UKPLab / sentence-transformers

Multilingual Sentence & Image Embeddings with BERT
https://www.SBERT.net
Apache License 2.0
14.38k stars 2.4k forks source link

Searching for exact keyword using sbert models #2238

Open ankitas3 opened 1 year ago

ankitas3 commented 1 year ago

I’m using one of the hugging face models: sentence-transformers/all-MiniLM-L6-v2 for semantic search. Currently I'm facing trouble while searching for exact keywords. This is basically required when searching for the following: a person’s name - John Davis a specific id/number - 2023 a keyword containing special characters - Legal-Compliance, Year’23, $200, Q&A.

I have data of large lengths(more than 500 words) and so for embedding creation, the data is stripped into an array of sentences of length 100 each and then encoded and averaged.

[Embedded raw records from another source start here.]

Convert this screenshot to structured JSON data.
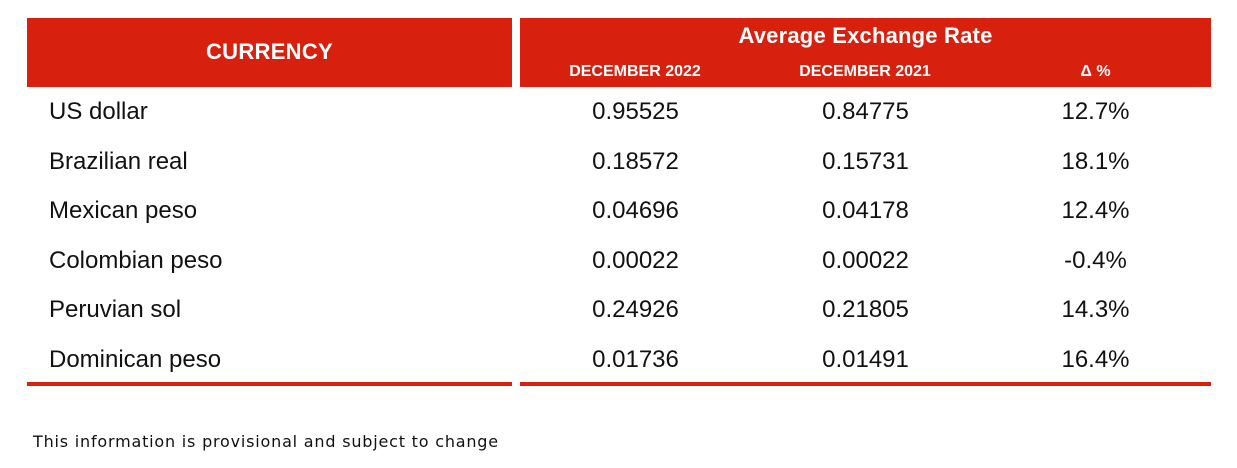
{
  "table": {
    "currency_header": "CURRENCY",
    "group_header": "Average Exchange Rate",
    "columns": [
      "DECEMBER 2022",
      "DECEMBER 2021",
      "Δ %"
    ],
    "rows": [
      {
        "currency": "US dollar",
        "dec_2022": "0.95525",
        "dec_2021": "0.84775",
        "change": "12.7%"
      },
      {
        "currency": "Brazilian real",
        "dec_2022": "0.18572",
        "dec_2021": "0.15731",
        "change": "18.1%"
      },
      {
        "currency": "Mexican peso",
        "dec_2022": "0.04696",
        "dec_2021": "0.04178",
        "change": "12.4%"
      },
      {
        "currency": "Colombian peso",
        "dec_2022": "0.00022",
        "dec_2021": "0.00022",
        "change": "-0.4%"
      },
      {
        "currency": "Peruvian sol",
        "dec_2022": "0.24926",
        "dec_2021": "0.21805",
        "change": "14.3%"
      },
      {
        "currency": "Dominican peso",
        "dec_2022": "0.01736",
        "dec_2021": "0.01491",
        "change": "16.4%"
      }
    ]
  },
  "footnote": "This information is provisional and subject to change",
  "colors": {
    "accent": "#d8200f",
    "header_text": "#ffffff",
    "body_text": "#111111"
  }
}
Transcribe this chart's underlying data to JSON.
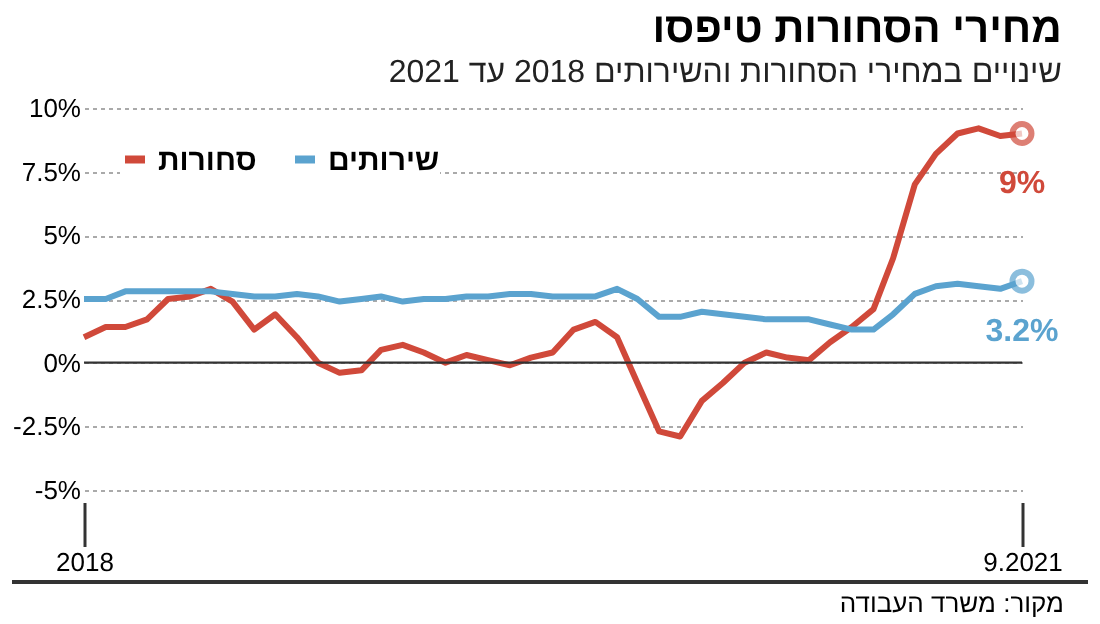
{
  "chart_data": {
    "type": "line",
    "title": "מחירי הסחורות טיפסו",
    "subtitle": "שינויים במחירי הסחורות והשירותים 2018 עד 2021",
    "annotations": [
      "מקור: משרד העבודה"
    ],
    "x": [
      "2018-01",
      "2018-02",
      "2018-03",
      "2018-04",
      "2018-05",
      "2018-06",
      "2018-07",
      "2018-08",
      "2018-09",
      "2018-10",
      "2018-11",
      "2018-12",
      "2019-01",
      "2019-02",
      "2019-03",
      "2019-04",
      "2019-05",
      "2019-06",
      "2019-07",
      "2019-08",
      "2019-09",
      "2019-10",
      "2019-11",
      "2019-12",
      "2020-01",
      "2020-02",
      "2020-03",
      "2020-04",
      "2020-05",
      "2020-06",
      "2020-07",
      "2020-08",
      "2020-09",
      "2020-10",
      "2020-11",
      "2020-12",
      "2021-01",
      "2021-02",
      "2021-03",
      "2021-04",
      "2021-05",
      "2021-06",
      "2021-07",
      "2021-08",
      "2021-09"
    ],
    "series": [
      {
        "name": "סחורות",
        "color": "#d0493a",
        "values": [
          1.0,
          1.4,
          1.4,
          1.7,
          2.5,
          2.6,
          2.9,
          2.4,
          1.3,
          1.9,
          1.0,
          0.0,
          -0.4,
          -0.3,
          0.5,
          0.7,
          0.4,
          0.0,
          0.3,
          0.1,
          -0.1,
          0.2,
          0.4,
          1.3,
          1.6,
          1.0,
          -0.8,
          -2.7,
          -2.9,
          -1.5,
          -0.8,
          0.0,
          0.4,
          0.2,
          0.1,
          0.8,
          1.4,
          2.1,
          4.1,
          7.0,
          8.2,
          9.0,
          9.2,
          8.9,
          9.0
        ],
        "value_labels": [
          null,
          null,
          null,
          null,
          null,
          null,
          null,
          null,
          null,
          null,
          null,
          null,
          null,
          null,
          null,
          null,
          null,
          null,
          null,
          null,
          null,
          null,
          null,
          null,
          null,
          null,
          null,
          null,
          null,
          null,
          null,
          null,
          null,
          null,
          null,
          null,
          null,
          null,
          null,
          null,
          null,
          null,
          null,
          null,
          "9%"
        ]
      },
      {
        "name": "שירותים",
        "color": "#5ba3cf",
        "values": [
          2.5,
          2.5,
          2.8,
          2.8,
          2.8,
          2.8,
          2.8,
          2.7,
          2.6,
          2.6,
          2.7,
          2.6,
          2.4,
          2.5,
          2.6,
          2.4,
          2.5,
          2.5,
          2.6,
          2.6,
          2.7,
          2.7,
          2.6,
          2.6,
          2.6,
          2.9,
          2.5,
          1.8,
          1.8,
          2.0,
          1.9,
          1.8,
          1.7,
          1.7,
          1.7,
          1.5,
          1.3,
          1.3,
          1.9,
          2.7,
          3.0,
          3.1,
          3.0,
          2.9,
          3.2
        ],
        "value_labels": [
          null,
          null,
          null,
          null,
          null,
          null,
          null,
          null,
          null,
          null,
          null,
          null,
          null,
          null,
          null,
          null,
          null,
          null,
          null,
          null,
          null,
          null,
          null,
          null,
          null,
          null,
          null,
          null,
          null,
          null,
          null,
          null,
          null,
          null,
          null,
          null,
          null,
          null,
          null,
          null,
          null,
          null,
          null,
          null,
          "3.2%"
        ]
      }
    ],
    "xlim": [
      "2018-01",
      "2021-09"
    ],
    "xticks": [
      {
        "value": "2018-01",
        "label": "2018"
      },
      {
        "value": "2021-09",
        "label": "9.2021"
      }
    ],
    "ylim": [
      -5,
      10
    ],
    "yticks": [
      {
        "value": -5,
        "label": "-5%"
      },
      {
        "value": -2.5,
        "label": "-2.5%"
      },
      {
        "value": 0,
        "label": "0%"
      },
      {
        "value": 2.5,
        "label": "2.5%"
      },
      {
        "value": 5,
        "label": "5%"
      },
      {
        "value": 7.5,
        "label": "7.5%"
      },
      {
        "value": 10,
        "label": "10%"
      }
    ],
    "ref_lines": [
      {
        "axis": "y",
        "value": 0,
        "color": "#333333"
      }
    ],
    "grid": "y",
    "legend": "top left"
  }
}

# embedding_tokens - array of sentence tokens
embedding = model.encode(embedding_tokens)
embeddings = np.mean(embedding, axis=0)

These embeddings are then stored and searched using OpenSearch which currently is returning irrelevant results/less relevant results on the top

Can someone help me with this. Is this the correct way to combine/average-out the embeddings? How do I search numbers and keywords with special characters here?

carlesoctav commented 1 year ago

The sentence embedding cannot search for exact keywords since it searches in a vector space, not in the statistical properties of terms. If you want to use both semantic and keyword search, you can perform a hybrid search. However, if you are always searching for exact terms, it is better to use classical algorithms such as BM25.

aishwaryabajaj-54 commented 1 year ago

Do we have any workaround for exact search to work?